The American Revolution in North Carolina

Graham's Fort

September 1780


Patriot Cdr:

Col. William Graham
Loyalist Cdr:

Unknown
Killed:

0
Killed:

1
Wounded:

0
Wounded:

4
Captured:

0
Captured:

0
Original County: 

Lincoln County
Present County:

Cleveland County

Col. William Graham had been a delegate to represent Tryon County in the Fifth Provincial Congress, and had taken part in the deliberations that produced North Carolin's first state constitution. He had fought at Moore's Creek Bridge and the Cherokee Expedition of 1776, and was a very wanted man by many Loyalists. He had constructed a large log cabin on Buffalo Creek, which soon became known as Graham's Fort. Because of the increased Loyalist activities many people would gather at the strongest place in the region, and in Lincoln County (at that time) that was Graham's Fort.

In September of 1780, a band of Loyalist raiders approached the fort and demanded entrance. Inside were Col. Graham, two other men - David Docky and William Twitty - and many young, old, and infirmed settlers. When Col. Graham refused to permit the Loyalists inside, they attacked. They fired at the house, and after each volley they demanded for Col. Graham to surrender, yelling, "Damn you, won't you surrender now?"

Since they were doing no damage Col. Graham refused. One of the Loyalists, John Burke, left the ranks and raced up to the large cabin. He placed his musket through a crack and aimed at 19-year-old William Twitty. When Burke fired, Twitty's 17-year-old sister, Susan, pulled him to safety - the musket ball missed him and hit the opposite wall. Susan looked through the crack and saw that Burke was on his knees reloading. She shouted, "Brother William, now's your chance - shoot the rascal." Twitty fired and sent a ball into Burke's head.

Susan ran out of the cabin and grabbed Burke's gun and ammunition. Stunned, the Loyalists held their fire. Once back inside, Susan began firing at the Loyalists as fast as she could reload.

After losing John Burke and having four others wounded, the Loyalists withdrew. Col. Graham sent his pregnant wife and all the others to a safer location.
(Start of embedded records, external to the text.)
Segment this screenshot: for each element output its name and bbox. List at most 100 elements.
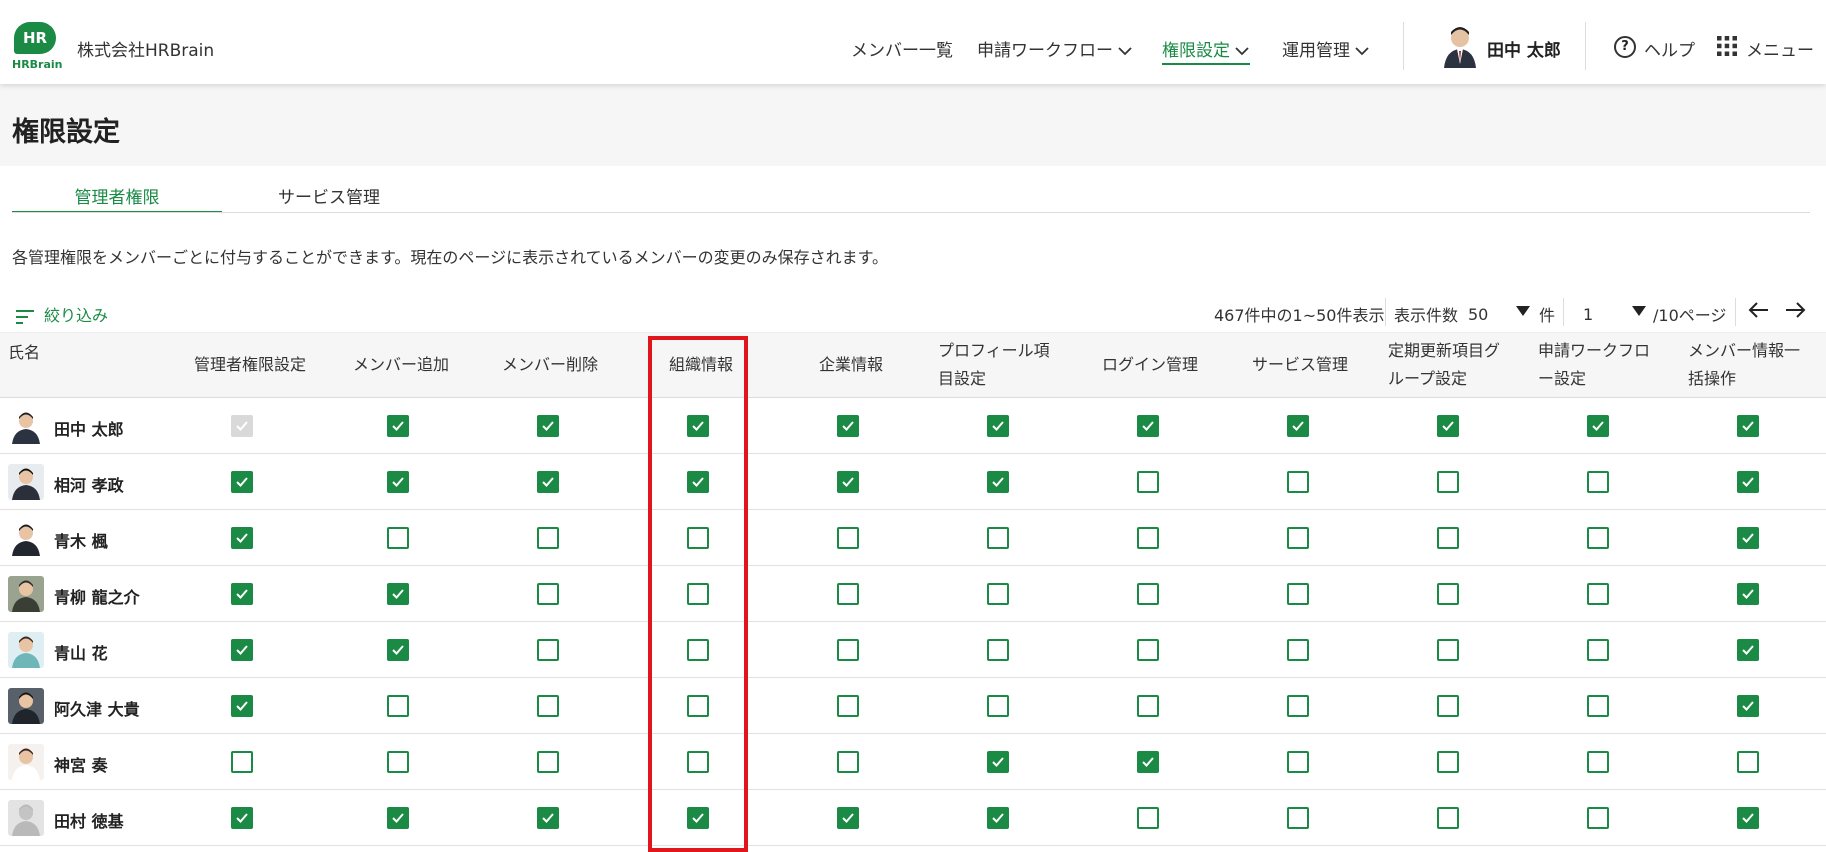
arrow-right-icon[interactable] — [1783, 298, 1807, 322]
caret-down-icon[interactable] — [1632, 306, 1646, 316]
permission-checkbox[interactable] — [1137, 751, 1159, 773]
per-page-select[interactable]: 50 — [1468, 305, 1488, 324]
permission-checkbox[interactable] — [387, 583, 409, 605]
permission-checkbox[interactable] — [837, 583, 859, 605]
permission-checkbox[interactable] — [387, 527, 409, 549]
nav-workflow[interactable]: 申請ワークフロー — [977, 36, 1133, 61]
permission-checkbox[interactable] — [687, 751, 709, 773]
permission-checkbox[interactable] — [1587, 639, 1609, 661]
permission-checkbox[interactable] — [987, 751, 1009, 773]
hrbrain-logo[interactable]: HR HRBrain — [12, 22, 63, 74]
permission-checkbox[interactable] — [837, 695, 859, 717]
permission-checkbox[interactable] — [1587, 471, 1609, 493]
permission-checkbox[interactable] — [1137, 527, 1159, 549]
permission-checkbox[interactable] — [837, 471, 859, 493]
permission-checkbox[interactable] — [537, 807, 559, 829]
permission-checkbox[interactable] — [837, 639, 859, 661]
permission-checkbox[interactable] — [1737, 527, 1759, 549]
permission-checkbox[interactable] — [1437, 751, 1459, 773]
permission-checkbox[interactable] — [987, 471, 1009, 493]
permission-checkbox[interactable] — [687, 471, 709, 493]
permission-checkbox[interactable] — [231, 639, 253, 661]
tab-service-management[interactable]: サービス管理 — [222, 183, 436, 208]
permission-checkbox[interactable] — [387, 807, 409, 829]
permission-checkbox[interactable] — [1287, 471, 1309, 493]
permission-checkbox[interactable] — [537, 695, 559, 717]
permission-checkbox[interactable] — [1287, 527, 1309, 549]
permission-checkbox[interactable] — [1737, 415, 1759, 437]
permission-checkbox[interactable] — [387, 415, 409, 437]
permission-checkbox[interactable] — [1437, 639, 1459, 661]
permission-checkbox[interactable] — [687, 583, 709, 605]
permission-checkbox[interactable] — [1437, 527, 1459, 549]
permission-checkbox[interactable] — [387, 639, 409, 661]
permission-checkbox[interactable] — [231, 807, 253, 829]
permission-checkbox[interactable] — [1437, 415, 1459, 437]
permission-checkbox[interactable] — [387, 695, 409, 717]
nav-operations[interactable]: 運用管理 — [1282, 36, 1370, 61]
permission-checkbox[interactable] — [231, 527, 253, 549]
permission-checkbox[interactable] — [1437, 471, 1459, 493]
permission-checkbox[interactable] — [1437, 583, 1459, 605]
permission-checkbox[interactable] — [1287, 583, 1309, 605]
permission-checkbox[interactable] — [1737, 751, 1759, 773]
permission-checkbox[interactable] — [1737, 807, 1759, 829]
page-select[interactable]: 1 — [1583, 305, 1593, 324]
permission-checkbox[interactable] — [1287, 415, 1309, 437]
permission-checkbox[interactable] — [387, 471, 409, 493]
help-icon[interactable]: ? — [1614, 36, 1636, 58]
permission-checkbox[interactable] — [231, 751, 253, 773]
permission-checkbox[interactable] — [1737, 583, 1759, 605]
user-name[interactable]: 田中 太郎 — [1487, 36, 1561, 61]
permission-checkbox[interactable] — [1137, 415, 1159, 437]
permission-checkbox[interactable] — [1137, 639, 1159, 661]
permission-checkbox[interactable] — [1587, 527, 1609, 549]
permission-checkbox[interactable] — [987, 527, 1009, 549]
permission-checkbox[interactable] — [837, 751, 859, 773]
permission-checkbox[interactable] — [1737, 639, 1759, 661]
permission-checkbox[interactable] — [687, 527, 709, 549]
permission-checkbox[interactable] — [537, 415, 559, 437]
permission-checkbox[interactable] — [1137, 695, 1159, 717]
nav-permissions[interactable]: 権限設定 — [1162, 36, 1250, 65]
permission-checkbox[interactable] — [231, 471, 253, 493]
permission-checkbox[interactable] — [537, 639, 559, 661]
permission-checkbox[interactable] — [537, 527, 559, 549]
arrow-left-icon[interactable] — [1747, 298, 1771, 322]
permission-checkbox[interactable] — [1137, 583, 1159, 605]
permission-checkbox[interactable] — [687, 695, 709, 717]
permission-checkbox[interactable] — [837, 415, 859, 437]
permission-checkbox[interactable] — [537, 471, 559, 493]
permission-checkbox[interactable] — [1437, 807, 1459, 829]
permission-checkbox[interactable] — [1587, 695, 1609, 717]
permission-checkbox[interactable] — [1137, 807, 1159, 829]
nav-member-list[interactable]: メンバー一覧 — [851, 36, 953, 61]
permission-checkbox[interactable] — [987, 807, 1009, 829]
permission-checkbox[interactable] — [837, 527, 859, 549]
permission-checkbox[interactable] — [1587, 415, 1609, 437]
permission-checkbox[interactable] — [687, 415, 709, 437]
permission-checkbox[interactable] — [537, 751, 559, 773]
permission-checkbox[interactable] — [1287, 807, 1309, 829]
permission-checkbox[interactable] — [687, 807, 709, 829]
permission-checkbox[interactable] — [231, 695, 253, 717]
help-link[interactable]: ヘルプ — [1644, 36, 1695, 61]
permission-checkbox[interactable] — [1587, 751, 1609, 773]
permission-checkbox[interactable] — [1437, 695, 1459, 717]
permission-checkbox[interactable] — [987, 583, 1009, 605]
permission-checkbox[interactable] — [687, 639, 709, 661]
grid-menu-icon[interactable] — [1717, 36, 1737, 56]
user-avatar[interactable] — [1440, 24, 1480, 68]
permission-checkbox[interactable] — [987, 639, 1009, 661]
permission-checkbox[interactable] — [231, 583, 253, 605]
permission-checkbox[interactable] — [1287, 751, 1309, 773]
permission-checkbox[interactable] — [387, 751, 409, 773]
permission-checkbox[interactable] — [837, 807, 859, 829]
permission-checkbox[interactable] — [1287, 639, 1309, 661]
permission-checkbox[interactable] — [1137, 471, 1159, 493]
permission-checkbox[interactable] — [1737, 695, 1759, 717]
permission-checkbox[interactable] — [987, 415, 1009, 437]
permission-checkbox[interactable] — [1287, 695, 1309, 717]
permission-checkbox[interactable] — [1587, 807, 1609, 829]
permission-checkbox[interactable] — [1587, 583, 1609, 605]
He then moved his men to a better site. After his departure, the Loyalists returned, plundered the fort, and carried off six of his slaves.


In his own 1832 pension appication statement, William Graham (S8624) simply stated:

"I was attacked by the Tories in my own house where myself, David Docky & William Twitty defeated about 25 Tories. We killed one of them and wounded three, I think. This was in September 1780. Shortly after that they, the Tories, recruited and came to my house and plundered my house of all the useful ale, his clothing and some likely Negroes."

Known Patriot Participants

Known British/Loyalist Participants
Col. William Graham, with two men and many settlers Unknown number of Loyalists led by Unknown.